Il Foglio Innovazione

Perché America, Cina ed Europa fanno a gara per avere un pezzo di quantum computer

Raffaele Mauro

Le superpotenze investono miliardi in talenti e tecnologie per i calcolatori di nuova generazione, e dopo l’annuncio sulla “quantum supremacy” tutti hanno più fretta. Le nuove sfide

Le recenti notizie relative ai progressi nel settore del quantum computing, come il raggiungimento della supremazia quantistica annunciato dalla rivista Nature, sono un punto di osservazione che getta luce sulla competizione economica e geopolitica nel mondo moderno. Stati Uniti, Cina ed Europa portano avanti grandi piani di ricerca nel settore, assieme a diversi stati come Giappone, Australia, Regno Unito, Russia, Svizzera e Singapore. Grandi aziende come Google, IBM e Microsoft hanno capacità di sviluppo paragonabili o superiori a quelle governative, e imprese di nuova generazione, come Rigetti e D-Wave, riescono a posizionarsi sulla frontiera del mercato grazie ai capitali della Silicon Valley.
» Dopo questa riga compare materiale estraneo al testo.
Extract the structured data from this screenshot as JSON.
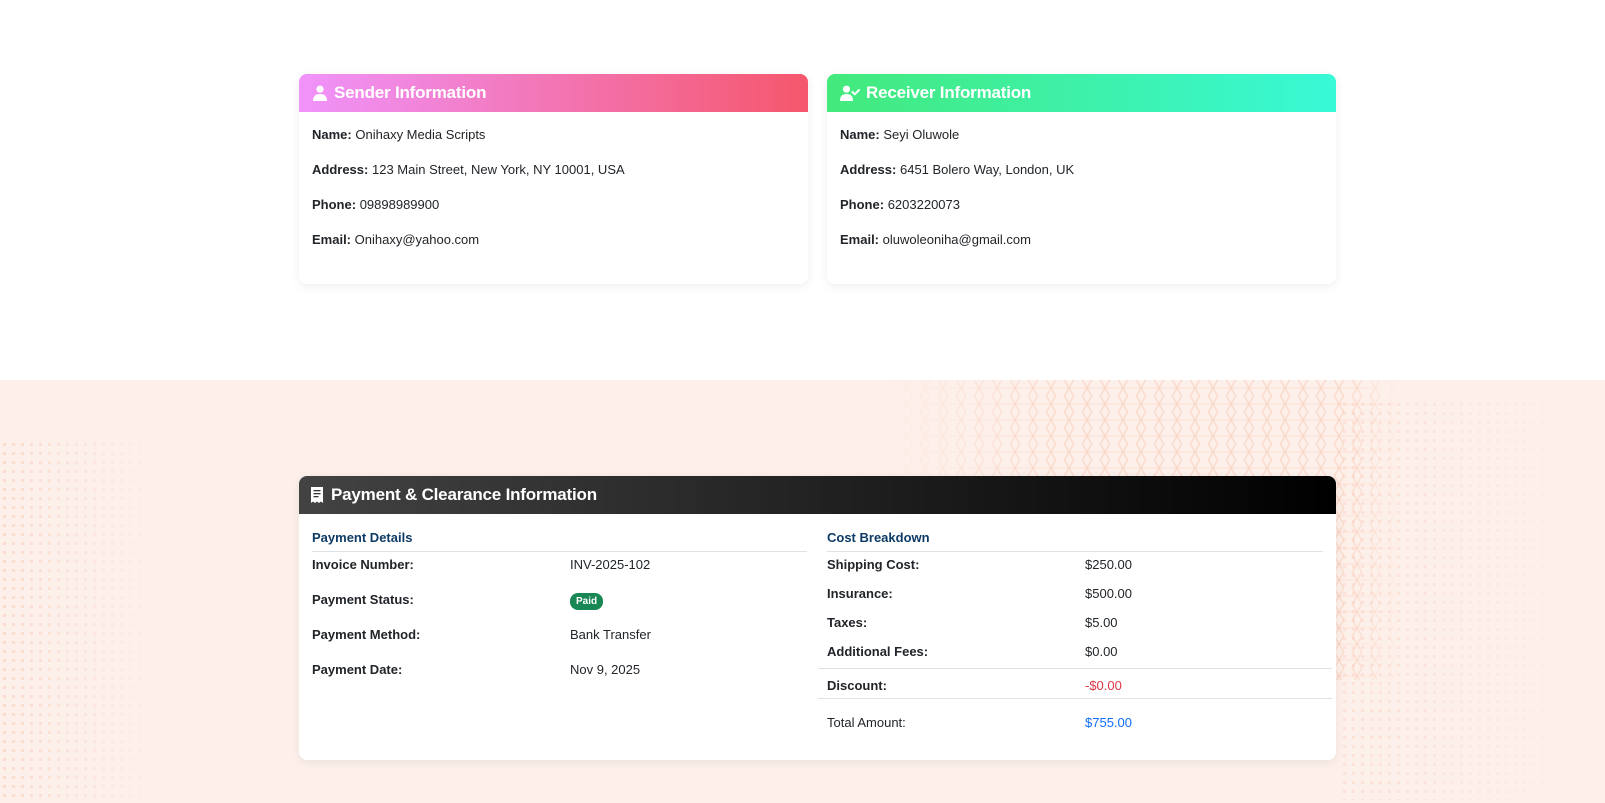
{
  "sender": {
    "title": "Sender Information",
    "fields": [
      {
        "label": "Name:",
        "value": "Onihaxy Media Scripts"
      },
      {
        "label": "Address:",
        "value": "123 Main Street, New York, NY 10001, USA"
      },
      {
        "label": "Phone:",
        "value": "09898989900"
      },
      {
        "label": "Email:",
        "value": "Onihaxy@yahoo.com"
      }
    ]
  },
  "receiver": {
    "title": "Receiver Information",
    "fields": [
      {
        "label": "Name:",
        "value": "Seyi Oluwole"
      },
      {
        "label": "Address:",
        "value": "6451 Bolero Way, London, UK"
      },
      {
        "label": "Phone:",
        "value": "6203220073"
      },
      {
        "label": "Email:",
        "value": "oluwoleoniha@gmail.com"
      }
    ]
  },
  "payment": {
    "title": "Payment & Clearance Information",
    "details_title": "Payment Details",
    "details": [
      {
        "label": "Invoice Number:",
        "value": "INV-2025-102"
      },
      {
        "label": "Payment Status:",
        "value": "Paid"
      },
      {
        "label": "Payment Method:",
        "value": "Bank Transfer"
      },
      {
        "label": "Payment Date:",
        "value": "Nov 9, 2025"
      }
    ],
    "breakdown_title": "Cost Breakdown",
    "breakdown": [
      {
        "label": "Shipping Cost:",
        "value": "$250.00"
      },
      {
        "label": "Insurance:",
        "value": "$500.00"
      },
      {
        "label": "Taxes:",
        "value": "$5.00"
      },
      {
        "label": "Additional Fees:",
        "value": "$0.00"
      }
    ],
    "discount": {
      "label": "Discount:",
      "value": "-$0.00"
    },
    "total": {
      "label": "Total Amount:",
      "value": "$755.00"
    }
  },
  "colors": {
    "sender_gradient": [
      "#f093fb",
      "#f5576c"
    ],
    "receiver_gradient": [
      "#43e97b",
      "#38f9d7"
    ],
    "payment_gradient": [
      "#434343",
      "#000000"
    ],
    "paid_badge": "#198754",
    "discount": "#dc3545",
    "total": "#0d6efd",
    "section_title": "#0d3b66",
    "bottom_bg": "#fdf0ea"
  },
  "icons": {
    "sender": "user-icon",
    "receiver": "user-check-icon",
    "payment": "receipt-icon"
  }
}
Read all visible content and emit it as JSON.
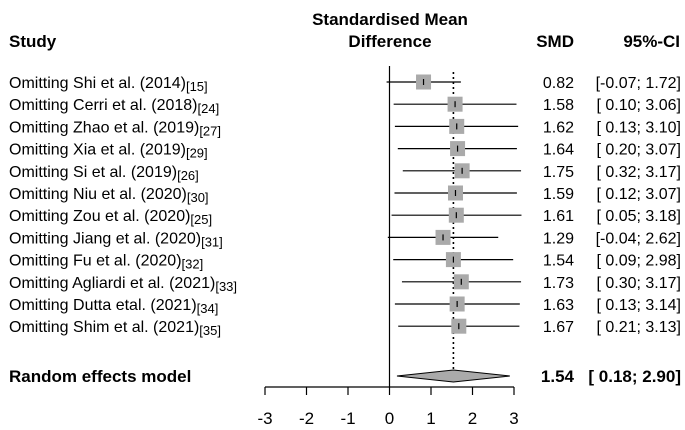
{
  "chart_data": {
    "type": "forest",
    "header": {
      "study": "Study",
      "plot_title_line1": "Standardised Mean",
      "plot_title_line2": "Difference",
      "smd": "SMD",
      "ci": "95%-CI"
    },
    "rows": [
      {
        "study": "Omitting Shi et al. (2014)",
        "ref": "[15]",
        "smd": 0.82,
        "lower": -0.07,
        "upper": 1.72,
        "smd_text": "0.82",
        "ci_text": "[-0.07; 1.72]"
      },
      {
        "study": "Omitting Cerri et al. (2018)",
        "ref": "[24]",
        "smd": 1.58,
        "lower": 0.1,
        "upper": 3.06,
        "smd_text": "1.58",
        "ci_text": "[ 0.10; 3.06]"
      },
      {
        "study": "Omitting Zhao et al. (2019)",
        "ref": "[27]",
        "smd": 1.62,
        "lower": 0.13,
        "upper": 3.1,
        "smd_text": "1.62",
        "ci_text": "[ 0.13; 3.10]"
      },
      {
        "study": "Omitting Xia et al. (2019)",
        "ref": "[29]",
        "smd": 1.64,
        "lower": 0.2,
        "upper": 3.07,
        "smd_text": "1.64",
        "ci_text": "[ 0.20; 3.07]"
      },
      {
        "study": "Omitting Si et al. (2019)",
        "ref": "[26]",
        "smd": 1.75,
        "lower": 0.32,
        "upper": 3.17,
        "smd_text": "1.75",
        "ci_text": "[ 0.32; 3.17]"
      },
      {
        "study": "Omitting Niu et al. (2020)",
        "ref": "[30]",
        "smd": 1.59,
        "lower": 0.12,
        "upper": 3.07,
        "smd_text": "1.59",
        "ci_text": "[ 0.12; 3.07]"
      },
      {
        "study": "Omitting Zou et al. (2020)",
        "ref": "[25]",
        "smd": 1.61,
        "lower": 0.05,
        "upper": 3.18,
        "smd_text": "1.61",
        "ci_text": "[ 0.05; 3.18]"
      },
      {
        "study": "Omitting Jiang et al. (2020)",
        "ref": "[31]",
        "smd": 1.29,
        "lower": -0.04,
        "upper": 2.62,
        "smd_text": "1.29",
        "ci_text": "[-0.04; 2.62]"
      },
      {
        "study": "Omitting Fu et al. (2020)",
        "ref": "[32]",
        "smd": 1.54,
        "lower": 0.09,
        "upper": 2.98,
        "smd_text": "1.54",
        "ci_text": "[ 0.09; 2.98]"
      },
      {
        "study": "Omitting Agliardi et al. (2021)",
        "ref": "[33]",
        "smd": 1.73,
        "lower": 0.3,
        "upper": 3.17,
        "smd_text": "1.73",
        "ci_text": "[ 0.30; 3.17]"
      },
      {
        "study": "Omitting Dutta etal. (2021)",
        "ref": "[34]",
        "smd": 1.63,
        "lower": 0.13,
        "upper": 3.14,
        "smd_text": "1.63",
        "ci_text": "[ 0.13; 3.14]"
      },
      {
        "study": "Omitting Shim et al. (2021)",
        "ref": "[35]",
        "smd": 1.67,
        "lower": 0.21,
        "upper": 3.13,
        "smd_text": "1.67",
        "ci_text": "[ 0.21; 3.13]"
      }
    ],
    "summary": {
      "label": "Random effects model",
      "smd": 1.54,
      "lower": 0.18,
      "upper": 2.9,
      "smd_text": "1.54",
      "ci_text": "[ 0.18; 2.90]"
    },
    "xlim": [
      -3,
      3
    ],
    "x_ticks": [
      "-3",
      "-2",
      "-1",
      "0",
      "1",
      "2",
      "3"
    ],
    "reference_line": 0,
    "summary_line": 1.54,
    "colors": {
      "box": "#aaaaaa",
      "diamond": "#aaaaaa",
      "line": "#000000"
    }
  }
}
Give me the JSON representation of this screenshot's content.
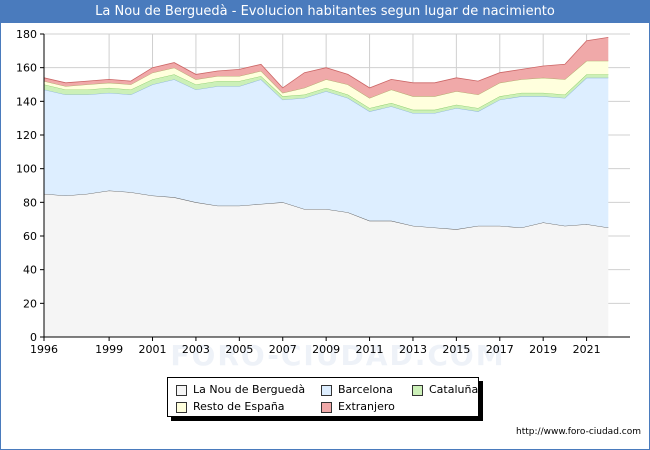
{
  "title": "La Nou de Berguedà - Evolucion habitantes segun lugar de nacimiento",
  "source": "http://www.foro-ciudad.com",
  "watermark": "FORO-CIUDAD.COM",
  "colors": {
    "nou": "#f5f5f5",
    "barcelona": "#ddeeff",
    "cataluna": "#ccf0b8",
    "resto": "#ffffdd",
    "extranjero": "#f0a9a9",
    "grid": "#d0d0d0",
    "header": "#4a7bbd"
  },
  "chart_data": {
    "type": "area",
    "stacked": true,
    "x": [
      1996,
      1997,
      1998,
      1999,
      2000,
      2001,
      2002,
      2003,
      2004,
      2005,
      2006,
      2007,
      2008,
      2009,
      2010,
      2011,
      2012,
      2013,
      2014,
      2015,
      2016,
      2017,
      2018,
      2019,
      2020,
      2021,
      2022
    ],
    "xticks": [
      1996,
      1999,
      2001,
      2003,
      2005,
      2007,
      2009,
      2011,
      2013,
      2015,
      2017,
      2019,
      2021
    ],
    "yticks": [
      0,
      20,
      40,
      60,
      80,
      100,
      120,
      140,
      160,
      180
    ],
    "ylim": [
      0,
      180
    ],
    "xlim": [
      1996,
      2023
    ],
    "grid": true,
    "legend_position": "bottom",
    "series": [
      {
        "name": "La Nou de Berguedà",
        "color": "#f5f5f5",
        "stroke": "#555555",
        "values": [
          85,
          84,
          85,
          87,
          86,
          84,
          83,
          80,
          78,
          78,
          79,
          80,
          76,
          76,
          74,
          69,
          69,
          66,
          65,
          64,
          66,
          66,
          65,
          68,
          66,
          67,
          65
        ]
      },
      {
        "name": "Barcelona",
        "color": "#ddeeff",
        "stroke": "#88b0d8",
        "values": [
          62,
          60,
          59,
          58,
          58,
          66,
          70,
          67,
          71,
          71,
          74,
          61,
          66,
          70,
          68,
          65,
          68,
          67,
          68,
          72,
          68,
          75,
          78,
          75,
          76,
          87,
          89
        ]
      },
      {
        "name": "Cataluña",
        "color": "#ccf0b8",
        "stroke": "#88cc66",
        "values": [
          3,
          3,
          3,
          3,
          3,
          3,
          3,
          3,
          3,
          3,
          2,
          2,
          2,
          2,
          2,
          2,
          2,
          2,
          2,
          2,
          2,
          2,
          2,
          2,
          2,
          2,
          2
        ]
      },
      {
        "name": "Resto de España",
        "color": "#ffffdd",
        "stroke": "#aaaa66",
        "values": [
          2,
          2,
          3,
          3,
          3,
          4,
          4,
          3,
          3,
          3,
          3,
          2,
          4,
          5,
          6,
          6,
          8,
          8,
          8,
          8,
          8,
          8,
          8,
          9,
          9,
          8,
          8
        ]
      },
      {
        "name": "Extranjero",
        "color": "#f0a9a9",
        "stroke": "#cc6666",
        "values": [
          2,
          2,
          2,
          2,
          2,
          3,
          3,
          3,
          3,
          4,
          4,
          3,
          9,
          7,
          6,
          6,
          6,
          8,
          8,
          8,
          8,
          6,
          6,
          7,
          9,
          12,
          14
        ]
      }
    ]
  }
}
Negli Stati Uniti sono stati promossi programmi come il National Quantum Initiative Program, iniziativa decennale lanciata nel 2018 con l’obiettivo di finanziare con circa 1,3 miliardi di dollari la ricerca e la formazione nelle tecnologie quantistiche, che includono applicazioni nelle telecomunicazioni, sensoristica e crittografia.

 

La Cina ha invece l’intenzione di lanciare entro il 2020 a Hefei un laboratorio nazionale per le scienze dell’informazione quantistica, con un budget pluriennale di 10 miliardi di dollari, oltre a menzionare le tecnologie quantistiche nel suo tredicesimo piano quinquennale. Il Partito comunista cinese, con un’accelerazione voluta da Xi Jinping, punta su questa e altre tecnologie di frontiera, come l’intelligenza artificiale, per creare le basi future dello sviluppo economico e della sicurezza militare. Nel nostro continente la Commissione europea ha lanciato il Quantum Technologies Flagship Programme, annunciato nel 2016 dall’allora commissario per l’Economia digitale Günther Oettinger, con un miliardo di euro stanziati sul settore, un orizzonte pluriennale e il focus su applicazioni nella sensoristica, nelle telecomunicazioni e nella computazione. Scienziati italiani come Tommaso Calarco hanno promosso iniziative come il “Quantum Manifesto” per creare una consapevolezza collettiva e per enfatizzare il fatto che, come dice lui stesso in un’intervista per il mensile Le Scienze, “…nessun Paese può farcela da solo, la cooperazione è essenziale per avere successo.”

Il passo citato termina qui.